Recently Carson Brackney wrote this wonderful article about getting more work from existing clients. The advice he gives is excellent, and I have followed most of it unconsciously for some time, but it got me thinking about what happens on the opposite end of the spectrum when we must deal with an unresponsive client.
This has been on my mind recently because I have been worrying about a client who suddenly dropped off the face of the earth. Fortunately, he went incommunicado shortly after he paid the balance he owed me on our latest project, so I’m not concerned about chasing down my money. But now I can’t reach him through email or the phone, and he hasn’t returned my messages. Of course, I haven’t been pestering him; I’ve kept my correspondence polite and professional, and it has been just enough to let him know that I’m thinking of him and his business.
But still, I’ve been frustrated with the potential loss of more work and income. When the client and I first discussed working together, he described three other projects that he wanted me to help him accomplish, one of which sounded like a steady weekly gig, and so I had looked forward to the future income. I’m still hopeful, but every day that my messages go unanswered my hope weakens.
So, at what point do you tie up the loose end and amicably severe the relationship? At what point does the worrying about the client become more than a simple worry? Naturally, several factors will influence your decision. You must evaluate your other projects, their current income, and their earning potential, and weigh it against this current problem project. If you have other clients from whom you feel you can expect future work, then perhaps your efforts should focus on them and you can take a loss here. Also, you should consider the professional relationship you had with the silent client. Was he or she a joy to work with on past assignments? Did you collaborate well on projects or were you mostly on your own, struggling to understand your client’s needs? If the client was someone with whom you worked well, it might be worth it to stick it out a little longer. After all, everyone goes through weird slumps once in a while. And finally, how could severing the relationship harm your ‘brand,’ especially if you work in a specific niche? Could you get away with not severing the relationship, but merely leaving the ball in the client’s court?
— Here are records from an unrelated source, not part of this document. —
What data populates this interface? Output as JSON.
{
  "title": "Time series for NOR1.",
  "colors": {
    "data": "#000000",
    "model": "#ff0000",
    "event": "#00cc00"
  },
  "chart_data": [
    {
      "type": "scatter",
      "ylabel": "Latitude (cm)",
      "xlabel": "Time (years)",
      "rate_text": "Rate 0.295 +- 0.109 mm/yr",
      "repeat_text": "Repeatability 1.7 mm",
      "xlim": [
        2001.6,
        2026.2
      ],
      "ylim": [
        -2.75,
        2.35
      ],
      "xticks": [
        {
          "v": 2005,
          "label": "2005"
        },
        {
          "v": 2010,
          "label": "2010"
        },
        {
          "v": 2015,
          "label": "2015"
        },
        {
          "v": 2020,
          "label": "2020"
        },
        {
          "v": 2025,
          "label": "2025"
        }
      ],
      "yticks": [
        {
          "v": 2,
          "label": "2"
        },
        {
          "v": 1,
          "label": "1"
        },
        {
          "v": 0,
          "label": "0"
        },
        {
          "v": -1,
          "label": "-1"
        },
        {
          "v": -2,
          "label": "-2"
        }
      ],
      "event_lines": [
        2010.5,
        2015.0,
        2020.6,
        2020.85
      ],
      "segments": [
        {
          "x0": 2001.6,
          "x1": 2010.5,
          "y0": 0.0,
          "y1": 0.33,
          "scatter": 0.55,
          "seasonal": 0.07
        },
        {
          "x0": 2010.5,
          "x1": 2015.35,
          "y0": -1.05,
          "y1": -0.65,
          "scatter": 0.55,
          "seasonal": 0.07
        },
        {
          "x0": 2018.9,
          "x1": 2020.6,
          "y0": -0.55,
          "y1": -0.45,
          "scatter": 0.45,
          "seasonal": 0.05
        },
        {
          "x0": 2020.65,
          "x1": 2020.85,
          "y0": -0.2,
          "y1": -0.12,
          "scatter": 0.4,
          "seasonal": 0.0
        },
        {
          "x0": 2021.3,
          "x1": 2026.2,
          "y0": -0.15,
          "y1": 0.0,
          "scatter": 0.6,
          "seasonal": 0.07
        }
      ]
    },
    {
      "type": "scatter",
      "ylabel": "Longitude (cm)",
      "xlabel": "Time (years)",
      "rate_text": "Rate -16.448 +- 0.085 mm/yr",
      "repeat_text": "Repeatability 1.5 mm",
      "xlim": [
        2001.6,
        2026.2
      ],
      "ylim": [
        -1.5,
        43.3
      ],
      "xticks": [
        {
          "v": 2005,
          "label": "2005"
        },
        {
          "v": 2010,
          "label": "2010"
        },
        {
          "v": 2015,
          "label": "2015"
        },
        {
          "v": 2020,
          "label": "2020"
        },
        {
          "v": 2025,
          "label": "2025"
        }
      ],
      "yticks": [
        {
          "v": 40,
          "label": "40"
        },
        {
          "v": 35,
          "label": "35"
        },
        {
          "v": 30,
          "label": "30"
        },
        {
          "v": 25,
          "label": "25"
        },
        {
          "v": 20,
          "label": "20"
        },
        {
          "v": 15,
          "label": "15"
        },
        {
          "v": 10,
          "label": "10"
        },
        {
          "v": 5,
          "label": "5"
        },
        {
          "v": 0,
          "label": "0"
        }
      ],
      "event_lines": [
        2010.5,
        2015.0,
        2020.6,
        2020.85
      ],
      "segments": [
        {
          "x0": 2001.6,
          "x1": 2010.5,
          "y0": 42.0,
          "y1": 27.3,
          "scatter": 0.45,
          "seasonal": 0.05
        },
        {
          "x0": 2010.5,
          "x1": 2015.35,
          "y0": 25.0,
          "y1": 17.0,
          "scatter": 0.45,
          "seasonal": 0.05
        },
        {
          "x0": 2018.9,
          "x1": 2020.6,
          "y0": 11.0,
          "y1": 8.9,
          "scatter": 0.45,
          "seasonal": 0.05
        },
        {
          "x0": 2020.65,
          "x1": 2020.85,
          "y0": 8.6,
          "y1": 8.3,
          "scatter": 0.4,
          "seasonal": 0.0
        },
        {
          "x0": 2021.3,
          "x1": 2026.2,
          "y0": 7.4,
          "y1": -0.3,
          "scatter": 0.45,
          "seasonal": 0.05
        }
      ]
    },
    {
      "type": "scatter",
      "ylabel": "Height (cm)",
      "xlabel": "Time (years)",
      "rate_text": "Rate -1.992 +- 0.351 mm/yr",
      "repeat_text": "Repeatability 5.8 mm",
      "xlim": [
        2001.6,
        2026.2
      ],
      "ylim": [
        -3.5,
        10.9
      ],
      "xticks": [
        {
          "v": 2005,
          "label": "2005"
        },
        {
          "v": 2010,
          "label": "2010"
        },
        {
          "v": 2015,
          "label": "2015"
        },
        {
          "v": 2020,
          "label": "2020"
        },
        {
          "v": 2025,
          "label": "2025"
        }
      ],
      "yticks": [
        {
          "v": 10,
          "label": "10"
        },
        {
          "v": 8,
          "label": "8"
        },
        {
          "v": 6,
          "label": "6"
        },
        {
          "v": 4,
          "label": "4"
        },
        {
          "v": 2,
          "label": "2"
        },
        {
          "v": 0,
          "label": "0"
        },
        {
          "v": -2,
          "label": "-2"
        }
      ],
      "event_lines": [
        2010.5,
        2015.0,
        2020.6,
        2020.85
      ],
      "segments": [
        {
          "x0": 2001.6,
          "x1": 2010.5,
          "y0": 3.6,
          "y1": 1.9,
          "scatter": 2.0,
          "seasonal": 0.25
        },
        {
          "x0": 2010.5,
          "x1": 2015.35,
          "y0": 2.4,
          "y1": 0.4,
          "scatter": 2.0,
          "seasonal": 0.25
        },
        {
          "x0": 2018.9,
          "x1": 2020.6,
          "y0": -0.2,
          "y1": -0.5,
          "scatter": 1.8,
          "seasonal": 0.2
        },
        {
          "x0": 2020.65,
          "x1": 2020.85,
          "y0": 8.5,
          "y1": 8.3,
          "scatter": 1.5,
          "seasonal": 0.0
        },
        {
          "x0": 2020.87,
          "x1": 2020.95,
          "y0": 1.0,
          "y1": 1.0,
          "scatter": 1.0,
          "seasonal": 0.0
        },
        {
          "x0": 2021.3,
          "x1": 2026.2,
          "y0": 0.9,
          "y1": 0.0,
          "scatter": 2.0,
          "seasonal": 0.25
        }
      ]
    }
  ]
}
In my case, I have decided to write the client one last email and let him decide what to do. I’ll be sure to thank him for his business. I’ll tell him that I’m currently ready to begin work on the other three projects, and that he can contact me when and if he wishes to pursue those projects. I’m happy with the current state of my freelance business, so I’ve decided to no longer worry about this one project. I like to think that I’m not cutting the link; I’m simply unhooking it for now.